Integrity: Doing the right things for the right reasons
Agility: Adapting and thriving in a dynamic environment
Teamwork: Combining our strengths to do amazing things
Passion: Channeling enthusiasm to drive excellence
Creativity: Unleashing curiosity to defy the norm
About the role:
As a Software Data Engineer at 1010data, you will be responsible for designing, maintaining, and optimizing large-scale automated ELT processes. Working actively with data scientists and analysts specializing in enterprise data warehousing, you will leverage industry-standard data orchestration tools as well as in-house proprietary scheduling and automation tools to create efficient and reliable ELT jobs which support 1010data’s product offerings and data warehousing needs for our customers. As we incorporate more cloud technologies into our processes, you will be at the forefront of exploring and defining best practices, and helping us transition our products to be more scalable.
As part of the onboarding process, you will learn about 1010data’s proprietary technology stack. Our query engine, query language, database, and data storage layer were all developed and fine-tuned in-house over the lifetime of the company. ELT processes heavily rely on these components, whether they are written in Python and Airflow , K, or our proprietary data orchestration tools. You will be formally trained in the latter as a new 1010data employee. The concepts should be familiar to anyone with exposure to database techniques like normalization/indexing/partitioning, MapReduce, columnar database architecture and distributed systems.
This role is not sponsorable.
What you will take on:
- Taking end-to-end ownership of data products and custom solutions for our clients
- Coordinating with the systems, core, data science, and analytics teams to build and maintain data products and custom solutions for our clients
- Designing and writing automated scripts to preprocess terabytes of data from our partners/clients
- Designing and writing new enterprise-scale ELT/ETL workflows from scratch in Python using Airflow, Docker, Kubernetes, AWS, etc.

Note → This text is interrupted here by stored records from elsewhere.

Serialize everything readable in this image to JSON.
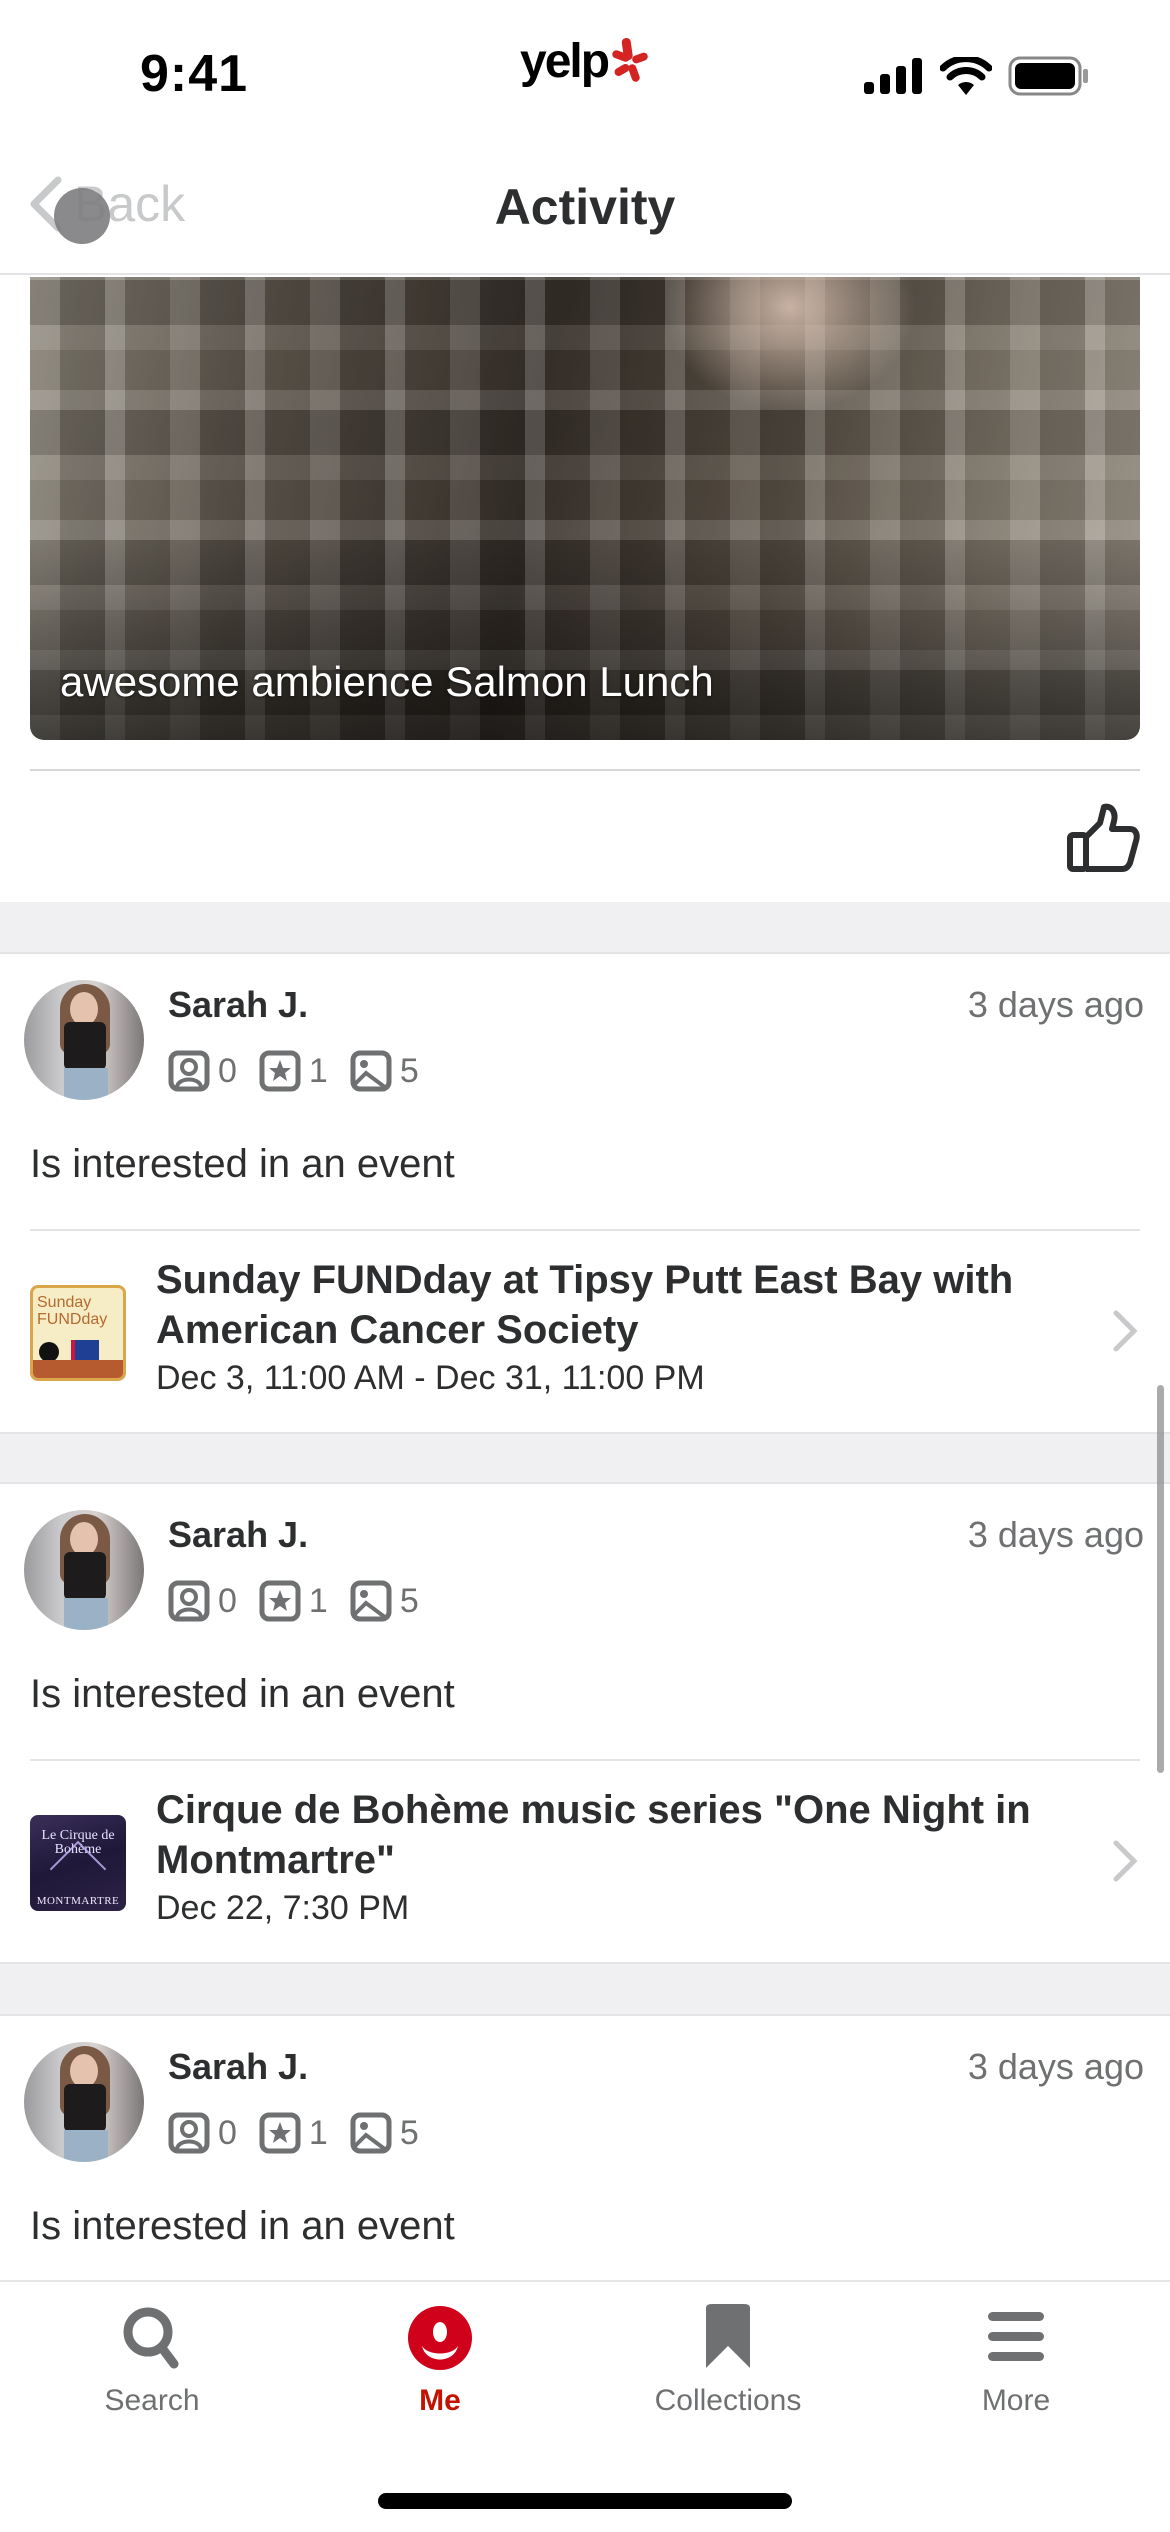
{
  "status_bar": {
    "time": "9:41",
    "logo_text": "yelp",
    "icons": [
      "cellular-signal-icon",
      "wifi-icon",
      "battery-icon"
    ]
  },
  "nav": {
    "back_label": "Back",
    "title": "Activity"
  },
  "photo_card": {
    "caption": "awesome ambience Salmon Lunch",
    "like_icon": "thumbs-up-icon"
  },
  "posts": [
    {
      "user_name": "Sarah J.",
      "time_ago": "3 days ago",
      "stats": {
        "friends": "0",
        "reviews": "1",
        "photos": "5"
      },
      "action": "Is interested in an event",
      "event": {
        "title": "Sunday FUNDday at Tipsy Putt East Bay with American Cancer Society",
        "date": "Dec 3, 11:00 AM - Dec 31, 11:00 PM",
        "thumb_text": "Sunday FUNDday"
      }
    },
    {
      "user_name": "Sarah J.",
      "time_ago": "3 days ago",
      "stats": {
        "friends": "0",
        "reviews": "1",
        "photos": "5"
      },
      "action": "Is interested in an event",
      "event": {
        "title": "Cirque de Bohème music series \"One Night in Montmartre\"",
        "date": "Dec 22, 7:30 PM",
        "thumb_text": "Le Cirque de Bohème",
        "thumb_subtext": "MONTMARTRE"
      }
    },
    {
      "user_name": "Sarah J.",
      "time_ago": "3 days ago",
      "stats": {
        "friends": "0",
        "reviews": "1",
        "photos": "5"
      },
      "action": "Is interested in an event"
    }
  ],
  "tab_bar": {
    "tabs": [
      {
        "label": "Search",
        "icon": "search-icon",
        "active": false
      },
      {
        "label": "Me",
        "icon": "me-icon",
        "active": true
      },
      {
        "label": "Collections",
        "icon": "bookmark-icon",
        "active": false
      },
      {
        "label": "More",
        "icon": "menu-icon",
        "active": false
      }
    ]
  },
  "colors": {
    "brand_red": "#d32323",
    "active_tab": "#c41200",
    "text_primary": "#2d2e2f",
    "text_secondary": "#6e7072",
    "separator_bg": "#f0f0f2"
  }
}
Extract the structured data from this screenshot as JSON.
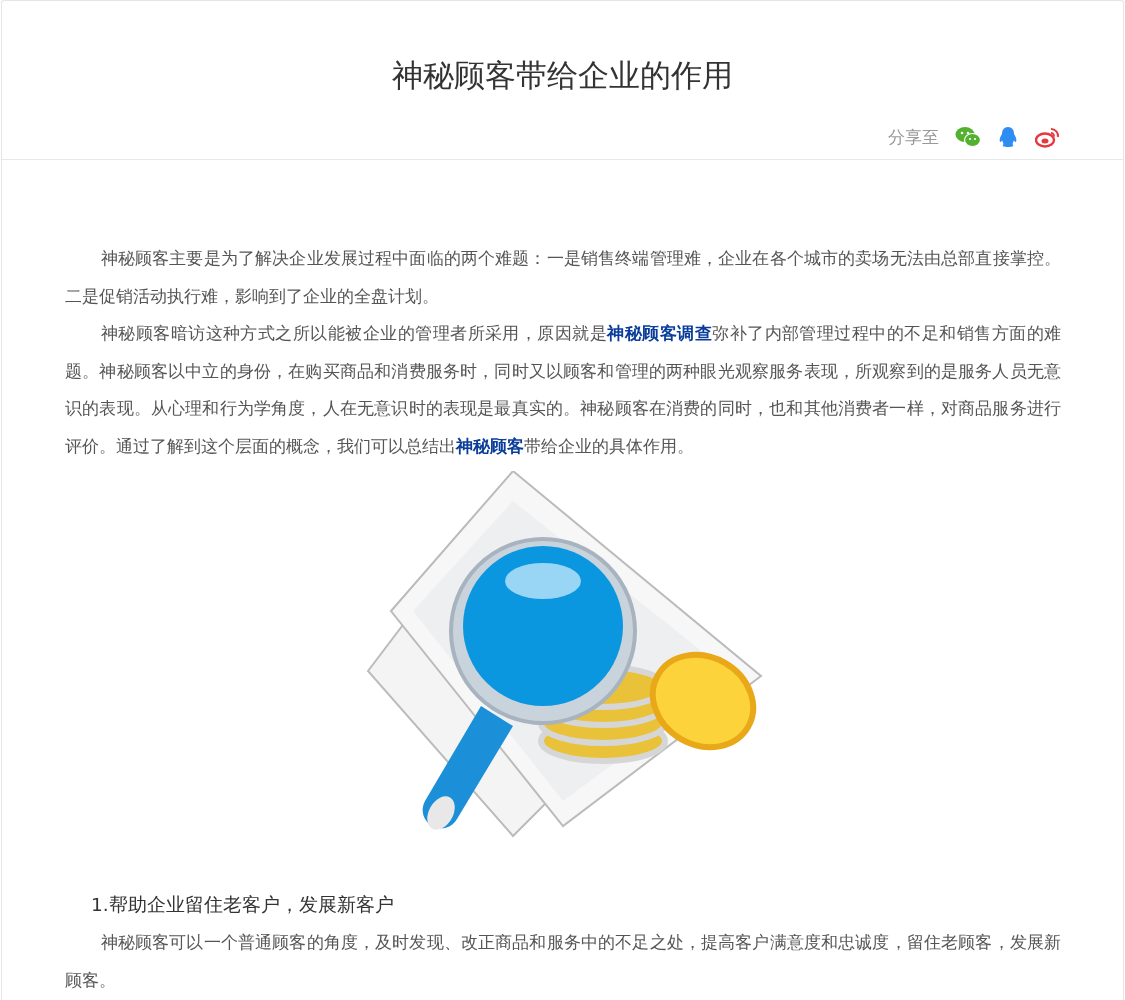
{
  "title": "神秘顾客带给企业的作用",
  "share": {
    "label": "分享至",
    "targets": [
      {
        "kind": "wechat"
      },
      {
        "kind": "qq"
      },
      {
        "kind": "weibo"
      }
    ]
  },
  "paragraphs": [
    {
      "kind": "body",
      "segments": [
        {
          "kind": "text",
          "text": "神秘顾客主要是为了解决企业发展过程中面临的两个难题：一是销售终端管理难，企业在各个城市的卖场无法由总部直接掌控。二是促销活动执行难，影响到了企业的全盘计划。"
        }
      ]
    },
    {
      "kind": "body",
      "segments": [
        {
          "kind": "text",
          "text": "神秘顾客暗访这种方式之所以能被企业的管理者所采用，原因就是"
        },
        {
          "kind": "link",
          "text": "神秘顾客调查"
        },
        {
          "kind": "text",
          "text": "弥补了内部管理过程中的不足和销售方面的难题。神秘顾客以中立的身份，在购买商品和消费服务时，同时又以顾客和管理的两种眼光观察服务表现，所观察到的是服务人员无意识的表现。从心理和行为学角度，人在无意识时的表现是最真实的。神秘顾客在消费的同时，也和其他消费者一样，对商品服务进行评价。通过了解到这个层面的概念，我们可以总结出"
        },
        {
          "kind": "link",
          "text": "神秘顾客"
        },
        {
          "kind": "text",
          "text": "带给企业的具体作用。"
        }
      ]
    },
    {
      "kind": "image"
    },
    {
      "kind": "heading",
      "segments": [
        {
          "kind": "text",
          "text": "1.帮助企业留住老客户，发展新客户"
        }
      ]
    },
    {
      "kind": "body",
      "segments": [
        {
          "kind": "text",
          "text": "神秘顾客可以一个普通顾客的角度，及时发现、改正商品和服务中的不足之处，提高客户满意度和忠诚度，留住老顾客，发展新顾客。"
        }
      ]
    }
  ]
}
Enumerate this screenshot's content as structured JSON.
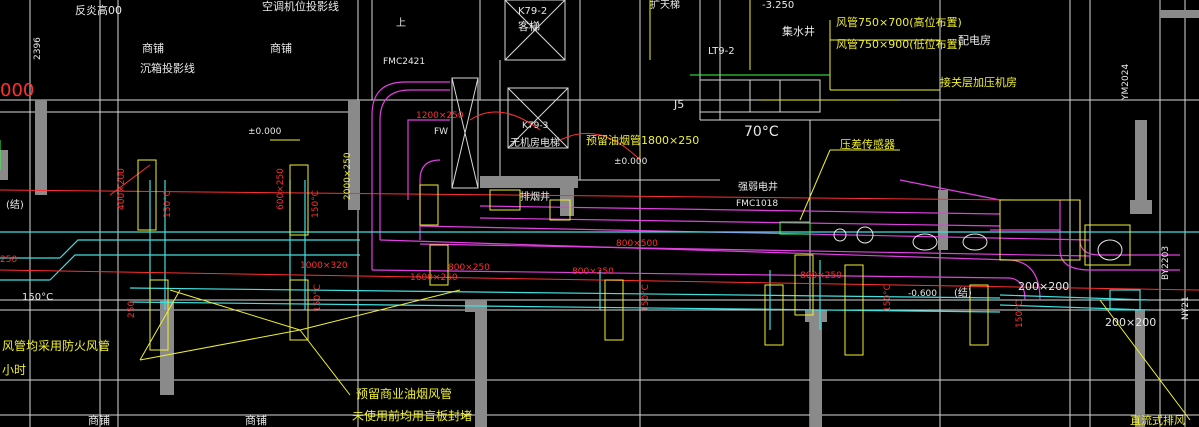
{
  "title": "",
  "colors": {
    "background": "#000000",
    "wall": "#8a8a8a",
    "duct_magenta": "#e040e0",
    "duct_cyan": "#40e0e0",
    "leader_yellow": "#f0f030",
    "annotation_red": "#ff3030",
    "grid_white": "#e8e8e8",
    "green": "#40ff40"
  },
  "labels": {
    "top_reflection": "反炎高00",
    "ac_projection": "空调机位投影线",
    "lift_k79": "K79-2",
    "passenger_lift": "客梯",
    "expansion_well": "扩天梯",
    "elev_neg_3250": "-3.250",
    "collector_well": "集水井",
    "duct_750x700": "风管750×700(高位布置)",
    "duct_750x900": "风管750×900(低位布置)",
    "distribution_room": "配电房",
    "lt9": "LT9-2",
    "shop_left": "商铺",
    "shop_center": "商铺",
    "settle_line": "沉箱投影线",
    "fmc_left": "FMC2421",
    "upper": "上",
    "zero_left": "±0.000",
    "k7": "K79-3",
    "no_machine_room": "无机房电梯",
    "reserved_smoke_duct": "预留油烟管1800×250",
    "zero_center": "±0.000",
    "smoke_exhaust_shaft": "排烟井",
    "temp_70": "70°C",
    "floor_press_room": "接关层加压机房",
    "pressure_sensor": "压差传感器",
    "weak_current_well": "强弱电井",
    "fmc_right": "FMC1018",
    "j5": "J5",
    "fw": "FW",
    "jie_left": "(结)",
    "jie_right": "(结)",
    "elev_neg_0600": "-0.600",
    "d2000x250": "2000×250",
    "d800x500": "800×500",
    "d1000x320": "1000×320",
    "d1600x250": "1600×250",
    "d800x250_a": "800×250",
    "d800x250_b": "800×250",
    "d800x250_c": "800×250",
    "d1200x250": "1200×250",
    "d200x200_a": "200×200",
    "d200x200_b": "200×200",
    "d250_left": "250",
    "d250_side": "250",
    "temp_150_a": "150°C",
    "temp_150_b": "150°C",
    "temp_150_c": "150°C",
    "temp_150_d": "150°C",
    "temp_150_e": "150°C",
    "temp_150_f": "150°C",
    "temp_150_g": "150°C",
    "fire_damper_note": "风管均采用防火风管",
    "hour_note": "小时",
    "reserved_commercial": "预留商业油烟风管",
    "seal_note": "未使用前均用盲板封堵",
    "shop_bottom": "商铺",
    "shop_bottom_right": "商铺",
    "direct_exhaust": "直流式排风",
    "dim_2396": "2396",
    "dim_y2024": "YM2024",
    "dim_by2203": "BY2203",
    "dim_ny21": "NY21",
    "red_left": "000",
    "d400x200": "400×200",
    "d600x250": "600×250"
  }
}
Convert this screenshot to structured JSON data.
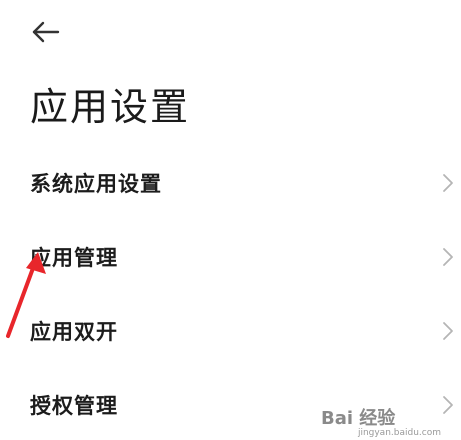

- Modifying/redesigning legacy ELT/ETL processes to leverage cutting-edge open source and proprietary technologies
- Ensuring quality, reliability and uptime for critical automated processes
- Migrating our products and processes into the cloud while drastically reducing our in-house data center footprint
What you already have:
- At least 1-2 years of professional experience programming in Python
- Exposure to ETL/ELT pipeline automation
- Exposure to basic database concepts
- Good understanding of Data Engineering, NoSQL databases and database design, distributed systems and/or information retrieval
- Knowledge of Apache Airflow
- Familiarity with functional/vector programming
- DBA experience
- Ability to plan and collect requirements for projects, and interact with the analyst and data science teams
- STEM Bachelor’s required, graduate degree is a big plus
Recently named Best Alternative Data Provider by the HFM European Quant Awards, 1010data transforms Big Data into Smart Insights to activate the high-definition enterprise that can anticipate and respond to change. Our time series-driven collaborative analytics, consumer intelligence and alternative data solutions enable over 900 clients to achieve improved business performance, efficiency and growth quicker, with less risk. The world’s foremost companies, including Sam’s Club, Dollar General, Procter & Gamble, Coca Cola, GSK, 3M, Bank of America and J.P. Morgan, consider 1010data the partner of choice for optimizing company health, mastering consumer touchpoints and digitally transforming operations. 1010data delivers on the promise of Big Data, and we’re just getting started.
We are an equal opportunity employer and value diversity at our company. We do not discriminate on the basis of race, religion, color, national origin, gender, sexual orientation, age, marital status, veteran status, or disability status.